Ranz smiled even more broadly and left an extravagant cloud of uninhaled smoke dancing in the air. He always smoked in that ornamental way.
“I like the girl a lot,” he said. “I like her more than any of the others you’ve brought to me over all these years of playing the part of some absurd Lothario – no, don’t protest, that’s what you were, a Lothario.

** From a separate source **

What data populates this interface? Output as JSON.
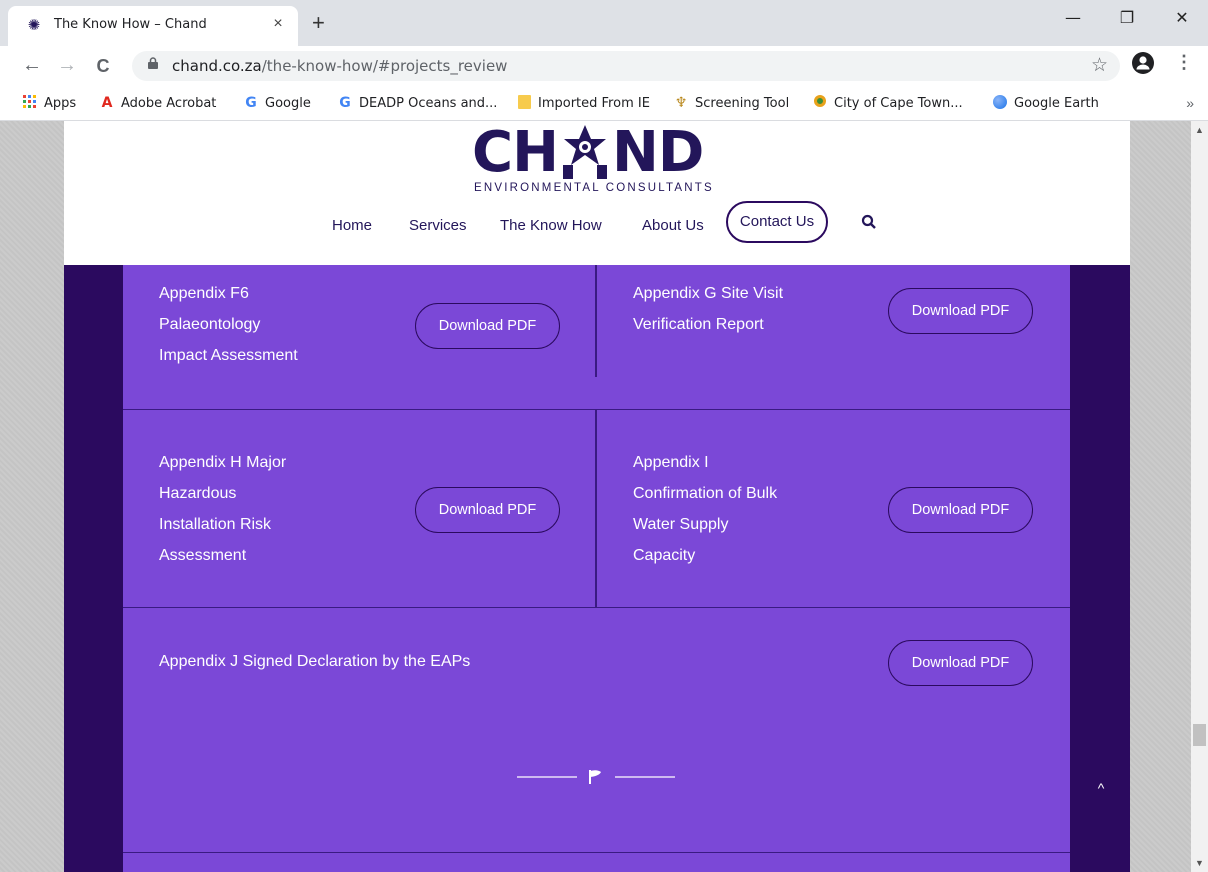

I have fun with her, which is unusual when there’s such an age gap, although I can’t tell if she’s been making such a fuss of me because she knew she was going to marry you, or because she didn’t quite know if she was or not, just as you will have been charming to those idiot parents of hers and will doubtless cease to be after a few months. Marriage changes everything, down to the smallest detail, even nowadays, although I know you young people don’t believe it does. Whatever your relationship has been like up until now, it will bear little resemblance to your relationship in future years, you’ll probably even notice a slight change after today. At most, all you’ll be left with from before are a few worn-out old jokes, shadows, which you won’t always find easy to recapture. That and a deep mutual affection, of course. You’ll miss these past months when you forged alliances against the rest of the world, against anyone, I mean the small, shared jibes, in a few years’ time the only alliances you’ll forge will be one against the other. But nothing too serious, don’t worry, the inevitable resentments of a life lived in prolonged proximity, a bearable tedium, and one which, in general, no one would give up.”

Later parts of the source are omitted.